Respira-se um ar machista, patriarcal e arcaico no Congresso. O ambiente é fálico, a força é do macho. As mulheres são, em sua maioria, classificadas ou como competentes (mas que poderiam ser homens, tal a sua feminilidade) ou como fêmeas (no sentido e uso animal). Mesmo as femininas que já mostraram competência no Parlamento são quase sempre lembradas mais por sua beleza e "allure" do que pelo seu trabalho.
Não me vem à memória a leitura de qualquer matéria jornalística exaltando o charme do deputado X em detrimento de qualquer ação que ele estivesse executando ou, muito menos, comentando o volume de seu bíceps. Lembro-me de um radialista que, durante a campanha eleitoral, interrompeu uma entrevista para comentar —"que olhos lindos a senhora tem!" Após alguns segundos de estupefação, retruquei: "E se fosse o senador, o senhor mencionaria o seu lindo nariz aquilino?"
O Congresso ainda não aprendeu a conviver com mulheres competentes e femininas. A mídia tem a obrigação de refletir sobre sua responsabilidade na transformação da mulher de objeto sexual em ser humano capaz de oferecer contribuições em todas as áreas.

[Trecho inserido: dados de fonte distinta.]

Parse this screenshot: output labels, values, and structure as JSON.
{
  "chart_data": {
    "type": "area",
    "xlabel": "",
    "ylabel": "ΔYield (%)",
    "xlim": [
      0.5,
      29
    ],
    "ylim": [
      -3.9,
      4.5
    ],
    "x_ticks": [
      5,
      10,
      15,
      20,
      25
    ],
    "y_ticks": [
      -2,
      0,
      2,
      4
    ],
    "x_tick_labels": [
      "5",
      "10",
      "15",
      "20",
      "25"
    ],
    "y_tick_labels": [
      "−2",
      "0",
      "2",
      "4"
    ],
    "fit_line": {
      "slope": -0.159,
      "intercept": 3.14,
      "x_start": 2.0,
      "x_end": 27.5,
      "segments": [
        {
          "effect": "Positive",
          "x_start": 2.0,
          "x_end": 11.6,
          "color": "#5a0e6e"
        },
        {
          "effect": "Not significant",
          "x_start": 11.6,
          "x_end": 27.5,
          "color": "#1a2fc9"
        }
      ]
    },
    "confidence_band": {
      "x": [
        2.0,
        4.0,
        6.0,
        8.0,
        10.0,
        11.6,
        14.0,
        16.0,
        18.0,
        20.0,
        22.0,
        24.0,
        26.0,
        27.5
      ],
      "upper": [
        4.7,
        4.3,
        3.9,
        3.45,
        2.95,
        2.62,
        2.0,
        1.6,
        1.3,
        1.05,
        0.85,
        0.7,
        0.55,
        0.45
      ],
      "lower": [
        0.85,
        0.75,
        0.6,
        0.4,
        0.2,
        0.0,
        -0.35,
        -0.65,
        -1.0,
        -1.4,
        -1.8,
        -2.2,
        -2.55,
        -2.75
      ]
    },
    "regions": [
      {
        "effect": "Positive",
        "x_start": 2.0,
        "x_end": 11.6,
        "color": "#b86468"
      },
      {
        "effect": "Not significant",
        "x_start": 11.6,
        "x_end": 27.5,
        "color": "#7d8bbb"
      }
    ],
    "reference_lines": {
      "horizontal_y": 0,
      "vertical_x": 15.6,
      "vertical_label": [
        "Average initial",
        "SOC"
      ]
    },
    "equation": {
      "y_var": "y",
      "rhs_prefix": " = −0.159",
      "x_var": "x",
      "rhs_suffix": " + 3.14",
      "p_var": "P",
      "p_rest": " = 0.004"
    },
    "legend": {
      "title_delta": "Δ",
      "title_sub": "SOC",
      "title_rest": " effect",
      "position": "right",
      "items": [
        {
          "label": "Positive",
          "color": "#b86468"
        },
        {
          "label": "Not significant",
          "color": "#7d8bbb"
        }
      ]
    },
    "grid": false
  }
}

Como escreveu Marshall McLuhan, "é impossível compreender as mudanças sociais e culturais se não se conhece o funcionamento dos meios de comunicação". Seria útil, portanto, cobrar maior transparência ao processo editorial destes meios, que nem sempre têm oferecido contribuições à altura das transformações sociais necessárias ao país —particularmente no que diz respeito à mulher.
Que a imprensa forneça informações sérias sobre o trabalho das parlamentares. Esta postura de respeito para com a mulher parlamentar ampliará nas novas gerações uma visão do papel da mulher e poderá estimular uma atuação maior das mulheres neste campo, ainda de tão difícil acesso para o sexo feminino.
Que estejamos de mãos dadas para a conquista deste mundo novo, no qual homens e mulheres, mantendo suas diferenças, possam ocupar os mesmos espaços com a mesma dignidade.